Yes, the default and often easiest approach is to leave port 80 open, redirecting normal users to https. Usually it's the same software running on 80 as on 443, and so it's not really opening any attack surface.
If you can't do that for whatever reason, then you need to use a different challenge type. Only needing 443 open is TLS-ALPN-01, which is supported by some clients but not by certbot, and isn't nearly as popular. Or, if you can automate your DNS record updates, then you can use DNS-01.
Thanks both for the responses. The only thing that has changed is that we closed http access; this is not a generally available web server, and the intent is to reduce overall unwanted traffic. TLS-ALPN-01 would work, but since certbot doesn't support it and I'd like to stick with certbot for now, that's not an option.
Since we have to leave http open for certbot to work, is there a known range of IPs we could use? Understanding that might change, but is that likely?

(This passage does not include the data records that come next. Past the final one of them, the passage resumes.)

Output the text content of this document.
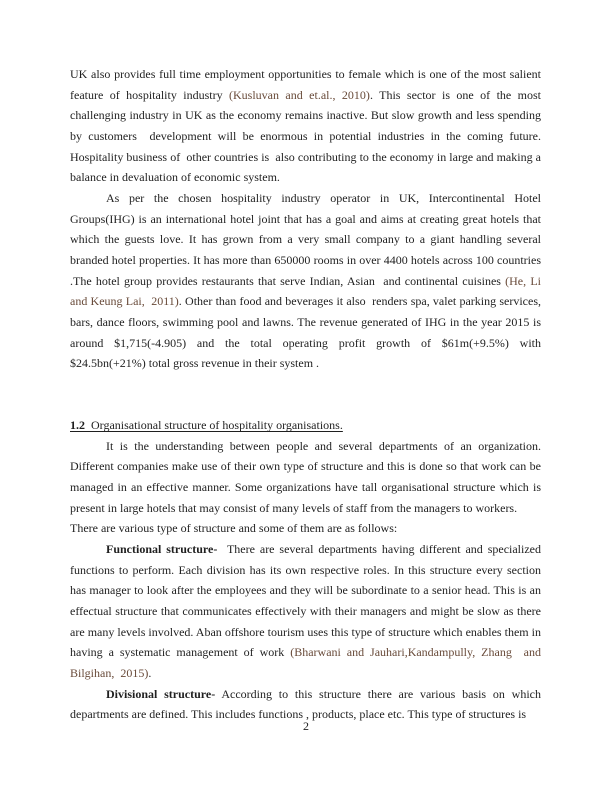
UK also provides full time employment opportunities to female which is one of the most salient feature of hospitality industry (Kusluvan and et.al., 2010). This sector is one of the most challenging industry in UK as the economy remains inactive. But slow growth and less spending by customers  development will be enormous in potential industries in the coming future. Hospitality business of  other countries is  also contributing to the economy in large and making a balance in devaluation of economic system.

As per the chosen hospitality industry operator in UK, Intercontinental Hotel Groups(IHG) is an international hotel joint that has a goal and aims at creating great hotels that which the guests love. It has grown from a very small company to a giant handling several branded hotel properties. It has more than 650000 rooms in over 4400 hotels across 100 countries .The hotel group provides restaurants that serve Indian, Asian  and continental cuisines (He, Li and Keung Lai,  2011). Other than food and beverages it also  renders spa, valet parking services, bars, dance floors, swimming pool and lawns. The revenue generated of IHG in the year 2015 is around $1,715(-4.905) and the total operating profit growth of $61m(+9.5%) with $24.5bn(+21%) total gross revenue in their system .

1.2  Organisational structure of hospitality organisations.

It is the understanding between people and several departments of an organization. Different companies make use of their own type of structure and this is done so that work can be managed in an effective manner. Some organizations have tall organisational structure which is present in large hotels that may consist of many levels of staff from the managers to workers.

There are various type of structure and some of them are as follows:

Functional structure-  There are several departments having different and specialized functions to perform. Each division has its own respective roles. In this structure every section has manager to look after the employees and they will be subordinate to a senior head. This is an effectual structure that communicates effectively with their managers and might be slow as there are many levels involved. Aban offshore tourism uses this type of structure which enables them in having a systematic management of work (Bharwani and Jauhari,Kandampully, Zhang  and Bilgihan,  2015).

Divisional structure- According to this structure there are various basis on which departments are defined. This includes functions , products, place etc. This type of structures is

2
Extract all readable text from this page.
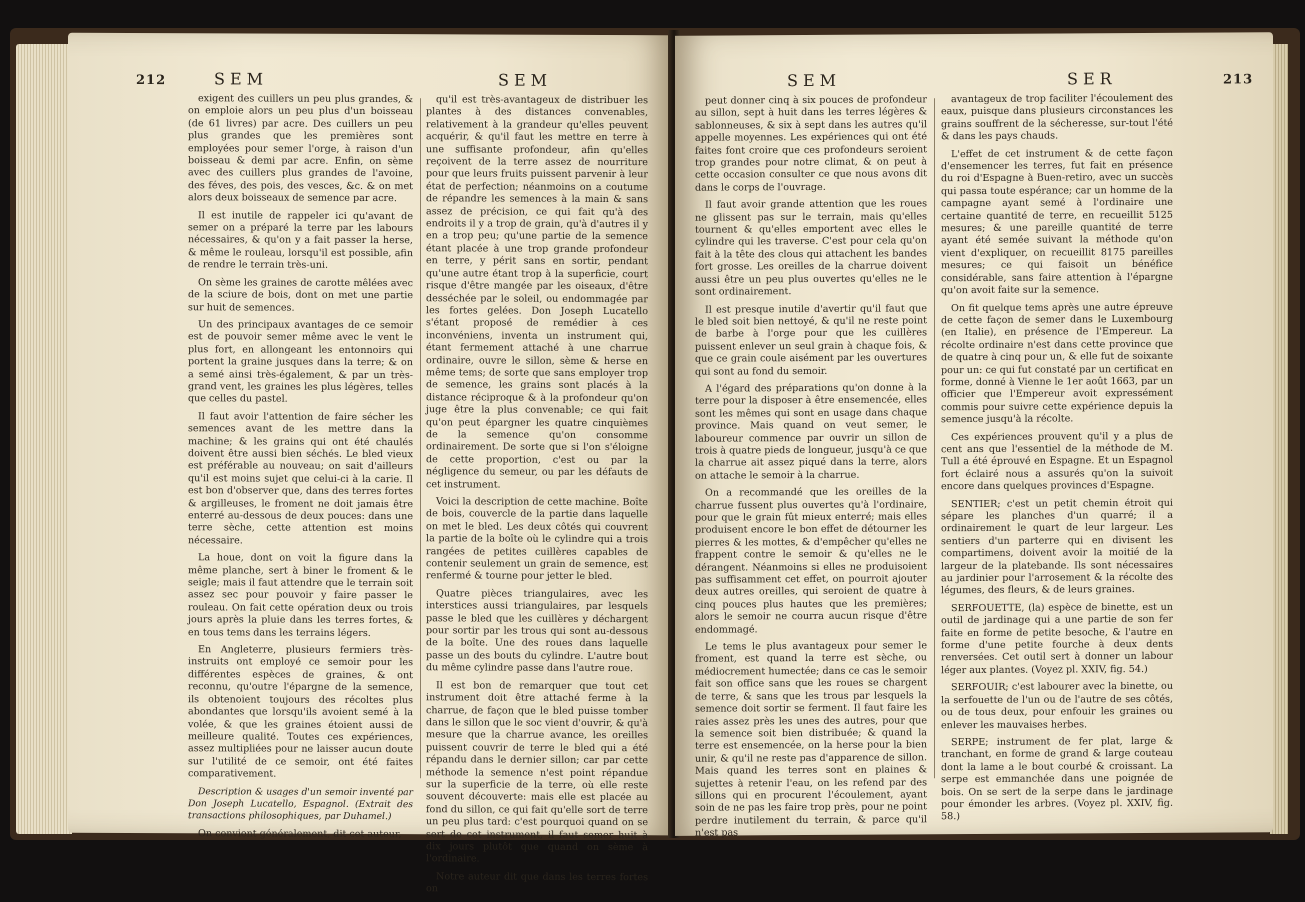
212	SEM	SEM

exigent des cuillers un peu plus grandes, & on emploie alors un peu plus d'un boisseau (de 61 livres) par acre. Des cuillers un peu plus grandes que les premières sont employées pour semer l'orge, à raison d'un boisseau & demi par acre. Enfin, on sème avec des cuillers plus grandes de l'avoine, des féves, des pois, des vesces, &c. & on met alors deux boisseaux de semence par acre.

Il est inutile de rappeler ici qu'avant de semer on a préparé la terre par les labours nécessaires, & qu'on y a fait passer la herse, & même le rouleau, lorsqu'il est possible, afin de rendre le terrain très-uni.

On sème les graines de carotte mêlées avec de la sciure de bois, dont on met une partie sur huit de semences.

Un des principaux avantages de ce semoir est de pouvoir semer même avec le vent le plus fort, en allongeant les entonnoirs qui portent la graine jusques dans la terre; & on a semé ainsi très-également, & par un très-grand vent, les graines les plus légères, telles que celles du pastel.

Il faut avoir l'attention de faire sécher les semences avant de les mettre dans la machine; & les grains qui ont été chaulés doivent être aussi bien séchés. Le bled vieux est préférable au nouveau; on sait d'ailleurs qu'il est moins sujet que celui-ci à la carie. Il est bon d'observer que, dans des terres fortes & argilleuses, le froment ne doit jamais être enterré au-dessous de deux pouces: dans une terre sèche, cette attention est moins nécessaire.

La houe, dont on voit la figure dans la même planche, sert à biner le froment & le seigle; mais il faut attendre que le terrain soit assez sec pour pouvoir y faire passer le rouleau. On fait cette opération deux ou trois jours après la pluie dans les terres fortes, & en tous tems dans les terrains légers.

En Angleterre, plusieurs fermiers très-instruits ont employé ce semoir pour les différentes espèces de graines, & ont reconnu, qu'outre l'épargne de la semence, ils obtenoient toujours des récoltes plus abondantes que lorsqu'ils avoient semé à la volée, & que les graines étoient aussi de meilleure qualité. Toutes ces expériences, assez multipliées pour ne laisser aucun doute sur l'utilité de ce semoir, ont été faites comparativement.

Description & usages d'un semoir inventé par Don Joseph Lucatello, Espagnol. (Extrait des transactions philosophiques, par Duhamel.)

On convient généralement, dit cet auteur,

qu'il est très-avantageux de distribuer les plantes à des distances convenables, relativement à la grandeur qu'elles peuvent acquérir, & qu'il faut les mettre en terre à une suffisante profondeur, afin qu'elles reçoivent de la terre assez de nourriture pour que leurs fruits puissent parvenir à leur état de perfection; néanmoins on a coutume de répandre les semences à la main & sans assez de précision, ce qui fait qu'à des endroits il y a trop de grain, qu'à d'autres il y en a trop peu; qu'une partie de la semence étant placée à une trop grande profondeur en terre, y périt sans en sortir, pendant qu'une autre étant trop à la superficie, court risque d'être mangée par les oiseaux, d'être desséchée par le soleil, ou endommagée par les fortes gelées. Don Joseph Lucatello s'étant proposé de remédier à ces inconvéniens, inventa un instrument qui, étant fermement attaché à une charrue ordinaire, ouvre le sillon, sème & herse en même tems; de sorte que sans employer trop de semence, les grains sont placés à la distance réciproque & à la profondeur qu'on juge être la plus convenable; ce qui fait qu'on peut épargner les quatre cinquièmes de la semence qu'on consomme ordinairement. De sorte que si l'on s'éloigne de cette proportion, c'est ou par la négligence du semeur, ou par les défauts de cet instrument.

Voici la description de cette machine. Boîte de bois, couvercle de la partie dans laquelle on met le bled. Les deux côtés qui couvrent la partie de la boîte où le cylindre qui a trois rangées de petites cuillères capables de contenir seulement un grain de semence, est renfermé & tourne pour jetter le bled.

Quatre pièces triangulaires, avec les interstices aussi triangulaires, par lesquels passe le bled que les cuillères y déchargent pour sortir par les trous qui sont au-dessous de la boîte. Une des roues dans laquelle passe un des bouts du cylindre. L'autre bout du même cylindre passe dans l'autre roue.

Il est bon de remarquer que tout cet instrument doit être attaché ferme à la charrue, de façon que le bled puisse tomber dans le sillon que le soc vient d'ouvrir, & qu'à mesure que la charrue avance, les oreilles puissent couvrir de terre le bled qui a été répandu dans le dernier sillon; car par cette méthode la semence n'est point répandue sur la superficie de la terre, où elle reste souvent découverte: mais elle est placée au fond du sillon, ce qui fait qu'elle sort de terre un peu plus tard: c'est pourquoi quand on se sert de cet instrument, il faut semer huit à dix jours plutôt que quand on sème à l'ordinaire.

Notre auteur dit que dans les terres fortes on

SEM	SER	213

peut donner cinq à six pouces de profondeur au sillon, sept à huit dans les terres légères & sablonneuses, & six à sept dans les autres qu'il appelle moyennes. Les expériences qui ont été faites font croire que ces profondeurs seroient trop grandes pour notre climat, & on peut à cette occasion consulter ce que nous avons dit dans le corps de l'ouvrage.

Il faut avoir grande attention que les roues ne glissent pas sur le terrain, mais qu'elles tournent & qu'elles emportent avec elles le cylindre qui les traverse. C'est pour cela qu'on fait à la tête des clous qui attachent les bandes fort grosse. Les oreilles de la charrue doivent aussi être un peu plus ouvertes qu'elles ne le sont ordinairement.

Il est presque inutile d'avertir qu'il faut que le bled soit bien nettoyé, & qu'il ne reste point de barbe à l'orge pour que les cuillères puissent enlever un seul grain à chaque fois, & que ce grain coule aisément par les ouvertures qui sont au fond du semoir.

A l'égard des préparations qu'on donne à la terre pour la disposer à être ensemencée, elles sont les mêmes qui sont en usage dans chaque province. Mais quand on veut semer, le laboureur commence par ouvrir un sillon de trois à quatre pieds de longueur, jusqu'à ce que la charrue ait assez piqué dans la terre, alors on attache le semoir à la charrue.

On a recommandé que les oreilles de la charrue fussent plus ouvertes qu'à l'ordinaire, pour que le grain fût mieux enterré; mais elles produisent encore le bon effet de détourner les pierres & les mottes, & d'empêcher qu'elles ne frappent contre le semoir & qu'elles ne le dérangent. Néanmoins si elles ne produisoient pas suffisamment cet effet, on pourroit ajouter deux autres oreilles, qui seroient de quatre à cinq pouces plus hautes que les premières; alors le semoir ne courra aucun risque d'être endommagé.

Le tems le plus avantageux pour semer le froment, est quand la terre est sèche, ou médiocrement humectée; dans ce cas le semoir fait son office sans que les roues se chargent de terre, & sans que les trous par lesquels la semence doit sortir se ferment. Il faut faire les raies assez près les unes des autres, pour que la semence soit bien distribuée; & quand la terre est ensemencée, on la herse pour la bien unir, & qu'il ne reste pas d'apparence de sillon. Mais quand les terres sont en plaines & sujettes à retenir l'eau, on les refend par des sillons qui en procurent l'écoulement, ayant soin de ne pas les faire trop près, pour ne point perdre inutilement du terrain, & parce qu'il n'est pas

avantageux de trop faciliter l'écoulement des eaux, puisque dans plusieurs circonstances les grains souffrent de la sécheresse, sur-tout l'été & dans les pays chauds.

L'effet de cet instrument & de cette façon d'ensemencer les terres, fut fait en présence du roi d'Espagne à Buen-retiro, avec un succès qui passa toute espérance; car un homme de la campagne ayant semé à l'ordinaire une certaine quantité de terre, en recueillit 5125 mesures; & une pareille quantité de terre ayant été semée suivant la méthode qu'on vient d'expliquer, on recueillit 8175 pareilles mesures; ce qui faisoit un bénéfice considérable, sans faire attention à l'épargne qu'on avoit faite sur la semence.

On fit quelque tems après une autre épreuve de cette façon de semer dans le Luxembourg (en Italie), en présence de l'Empereur. La récolte ordinaire n'est dans cette province que de quatre à cinq pour un, & elle fut de soixante pour un: ce qui fut constaté par un certificat en forme, donné à Vienne le 1er août 1663, par un officier que l'Empereur avoit expressément commis pour suivre cette expérience depuis la semence jusqu'à la récolte.

Ces expériences prouvent qu'il y a plus de cent ans que l'essentiel de la méthode de M. Tull a été éprouvé en Espagne. Et un Espagnol fort éclairé nous a assurés qu'on la suivoit encore dans quelques provinces d'Espagne.

SENTIER; c'est un petit chemin étroit qui sépare les planches d'un quarré; il a ordinairement le quart de leur largeur. Les sentiers d'un parterre qui en divisent les compartimens, doivent avoir la moitié de la largeur de la platebande. Ils sont nécessaires au jardinier pour l'arrosement & la récolte des légumes, des fleurs, & de leurs graines.

SERFOUETTE, (la) espèce de binette, est un outil de jardinage qui a une partie de son fer faite en forme de petite besoche, & l'autre en forme d'une petite fourche à deux dents renversées. Cet outil sert à donner un labour léger aux plantes. (Voyez pl. XXIV, fig. 54.)

SERFOUIR; c'est labourer avec la binette, ou la serfouette de l'un ou de l'autre de ses côtés, ou de tous deux, pour enfouir les graines ou enlever les mauvaises herbes.

SERPE; instrument de fer plat, large & tranchant, en forme de grand & large couteau dont la lame a le bout courbé & croissant. La serpe est emmanchée dans une poignée de bois. On se sert de la serpe dans le jardinage pour émonder les arbres. (Voyez pl. XXIV, fig. 58.)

If I understand correctly, you (and the referred to note) are saying closing port 80 does not meaningfully improve security because typical redirects go to the same software. Agreed. However, closing port 80 may meaningfully reduce unwanted traffic, and server load, which is why I want it closed.
Unfortunately, this is on a google compute engine vm and it appears the firewall rules don't support filtering based on url content. Thanks for the suggestion.
I should expound on "Doubtful".
If you are dropping the requests, then you have already heard them.
And the only thing being saved is the small "redirection" reply.
This is like trying to do QoS only the nearside of the restrictive/limited link - too late, the bandwidth has already been consumed.
Not replying at all won't stop the majority of unwanted request (vulnerability scans/exploit attempts).
They are pre-programmed to either hit all IPs (in a specific range [sometimes the entire IPv4 space]) OR they are triggered by IPs gathered that are responsive to any port.
So, if you respond on any port (like: 443), your IP will be on a list (somewhere) and that list will feed the scanners that will continue to probe every (other) possible/exploitable port.
If the idea is that the server shouldn't be publicly available in general, then you probably want to switch to the DNS-01 challenge, which doesn't care whether your web server is available at all (though it does require your authoritative DNS server to be publicly available). It looks like you're also using Google for the DNS; there's probably a plugin for certbot to update the DNS for you and prove ownership over the name that way. Be aware though, that you might just be trading one security threat for another, as some system administrators aren't thrilled with their web servers having store credentials that let them automatically make any changes they want to DNS.
Thanks, I am reluctant to switch to DNS-01 for the reasons you mention. I've replaced the cron certbot line with a script which enables http, does the certbot renew, then disables it. Not ideal but it will do for now.
Glad to hear you found something that worked for you. It's not the first time I'd heard of someone scripting opening their firewall to allow the challenges through and then closing it again afterward; I've even suggested it in the past to people so I should have thought to suggest it here.
One thing you might want to do (though I understand being hesitant to change something once it's working) is that instead of running your firewall commands in the cron job, where they'd run every time certbot renew gets run, you could put them in a --pre-hook and --post-hook argument to certbot when doing a renewal. That way, the firewall only gets opened when a certificate is actually trying to get renewed, instead of every day (or whenever your cron job runs) as certbot checks to see if the certificate is close enough to expiration.